XINING, 30. Oktober 2022 (Xinhuanet) -- Die nordwestchinesische Provinz Qinghai hat landesweit die erste lokale Verordnung zum Schutz des Nachthimmels in Lenghu genehmigt, wo China derzeit eine astronomische Beobachtungsstation von Weltrang aufbaut.
Die Verordnung wird am 1. Januar 2023 in Kraft treten. Die Beobachtungsstation in der Gemeinde Lenghu an der Nordseite des Qinghai-Tibet-Plateaus wird über zwei ausgewiesene Schutzgebiete für den dunklen Himmel verfügen, eine dunkle Kernzone und eine Pufferzone, um die optische Beobachtungsumgebung während der Nacht zu gewährleisten.
In der Kernzone mit einem Radius von 50 km werden Art und Helligkeit der Lichtquellen einer strengen Kontrolle unterzogen. Die Beleuchtungsrichtung aller fest installierten Außenbeleuchtungen muss 30 Grad unter der Horizontalen liegen. In der Kernzone sind die Planung und der Bau von Projekten sowie die Durchführung von Aktivitäten, die die astronomische Beobachtung beeinträchtigen, verboten.
In der Pufferzone muss die Beleuchtungsrichtung aller fest installierten Außenbeleuchtungen unterhalb der horizontalen Linie liegen. Die Verordnung sieht auch Beschränkungen an geologische Erkundungen, Besichtigungen und andere Aktivitäten in dem Gebiet vor.
"Die astronomischen Beobachtungsbedingungen in Chinas wichtiger astronomischer Gemeinde müssen aus rechtlicher Sicht geplant und geschützt werden.

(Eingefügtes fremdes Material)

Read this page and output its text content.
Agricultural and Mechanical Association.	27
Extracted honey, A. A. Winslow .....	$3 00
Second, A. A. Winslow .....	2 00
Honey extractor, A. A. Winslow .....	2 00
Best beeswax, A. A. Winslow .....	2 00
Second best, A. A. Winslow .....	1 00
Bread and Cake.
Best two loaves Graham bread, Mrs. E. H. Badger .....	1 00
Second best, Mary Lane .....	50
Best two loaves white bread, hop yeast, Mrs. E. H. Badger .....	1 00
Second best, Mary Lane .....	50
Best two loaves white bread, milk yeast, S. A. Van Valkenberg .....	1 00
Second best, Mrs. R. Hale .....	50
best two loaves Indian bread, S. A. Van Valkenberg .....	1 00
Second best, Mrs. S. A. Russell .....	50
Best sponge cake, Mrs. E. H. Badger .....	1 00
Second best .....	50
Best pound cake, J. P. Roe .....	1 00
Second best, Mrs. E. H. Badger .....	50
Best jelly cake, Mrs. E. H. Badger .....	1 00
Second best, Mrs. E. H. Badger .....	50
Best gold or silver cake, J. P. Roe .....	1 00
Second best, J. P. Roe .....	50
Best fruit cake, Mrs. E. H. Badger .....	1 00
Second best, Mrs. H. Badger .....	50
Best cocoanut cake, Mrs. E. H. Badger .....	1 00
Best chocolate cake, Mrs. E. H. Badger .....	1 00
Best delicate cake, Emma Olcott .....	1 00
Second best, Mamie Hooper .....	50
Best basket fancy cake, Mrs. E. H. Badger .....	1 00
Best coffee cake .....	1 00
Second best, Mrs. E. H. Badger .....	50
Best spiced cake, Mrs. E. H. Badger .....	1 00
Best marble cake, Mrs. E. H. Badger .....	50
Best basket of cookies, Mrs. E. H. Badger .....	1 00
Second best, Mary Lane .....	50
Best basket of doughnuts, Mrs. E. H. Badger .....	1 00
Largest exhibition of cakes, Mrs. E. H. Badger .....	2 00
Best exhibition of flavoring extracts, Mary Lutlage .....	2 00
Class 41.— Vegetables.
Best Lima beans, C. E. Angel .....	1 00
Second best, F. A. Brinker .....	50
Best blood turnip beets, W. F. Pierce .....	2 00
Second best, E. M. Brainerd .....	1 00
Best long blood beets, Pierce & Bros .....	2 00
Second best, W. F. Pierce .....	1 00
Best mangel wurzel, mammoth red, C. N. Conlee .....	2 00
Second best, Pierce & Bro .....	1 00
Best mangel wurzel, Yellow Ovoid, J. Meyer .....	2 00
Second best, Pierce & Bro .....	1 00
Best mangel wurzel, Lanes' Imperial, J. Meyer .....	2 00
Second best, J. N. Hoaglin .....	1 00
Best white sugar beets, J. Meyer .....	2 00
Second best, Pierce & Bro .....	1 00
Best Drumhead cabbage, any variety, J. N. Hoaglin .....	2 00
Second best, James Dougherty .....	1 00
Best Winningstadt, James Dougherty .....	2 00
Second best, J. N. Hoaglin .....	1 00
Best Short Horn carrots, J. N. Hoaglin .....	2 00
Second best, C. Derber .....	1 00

Ich bin froh, zu sehen, dass Lenghu solide Fortschritte macht", sagte Liu Boyang, ein Astrophysiker, der schon mehrmals in Lenghu war.
Als höchstes Plateau der Erde bietet das Qinghai-Tibet-Plateau hervorragende Möglichkeiten für Astronomie und Teilchenastrophysik.
Im Jahr 2021 berichteten chinesische Astronomen in der Zeitschrift Nature über ihre dreijährige Beobachtung eines lokalen Gipfels auf dem Berg Saishiteng in Lenghu. Sie erklärten, das Gebiet sei aufgrund der Vorteile eines klaren Nachthimmels, stabiler atmosphärischer Bedingungen und eines trockenen Klimas ein idealer Standort für den Bau eines astronomischen Observatoriums.
Bislang sind neun Projekte für optische astronomische Teleskope in Lenghu angesiedelt worden, mit einem Investitionsvolumen von fast 2 Milliarden Yuan (etwa 310 Millionen US-Dollar).
Das Large Sky Area Multi-Object Fiber Spectroscopic Telescope (LAMOST), ein führendes optisches Teleskopprojekt in China, wird ebenfalls zur Verbesserung der Leistung von der nördlichen Provinz Hebei nach Lenghu verlegt werden.
Die Idee, den Nachthimmel zu bewahren, geht auch über die astronomische Beobachtung hinaus. In den letzten Jahren haben immer mehr Menschen erkannt, dass die Lichtverschmutzung den meisten Stadtbewohnern die Möglichkeit nimmt, die Sternbilder und die Milchstraße zu sehen, sich auf die physische und psychische Gesundheit von Menschen und Tieren gleichermaßen auswirkt und die Ökosysteme stört.
Im Jahr 2013 begann China mit dem Bau seiner ersten Schutzgebiete für den dunklen Himmel in Ngari und Nagqu im Autonomen Gebiet Tibet, um den Nachthimmel zu bewahren und die Besucher über das aufkommende Problem der Lichtverschmutzung aufzuklären. Im Jahr 2018 wurden die beiden Dunkelhimmelparks von der Internationalen Union zur Bewahrung der Natur zertifiziert.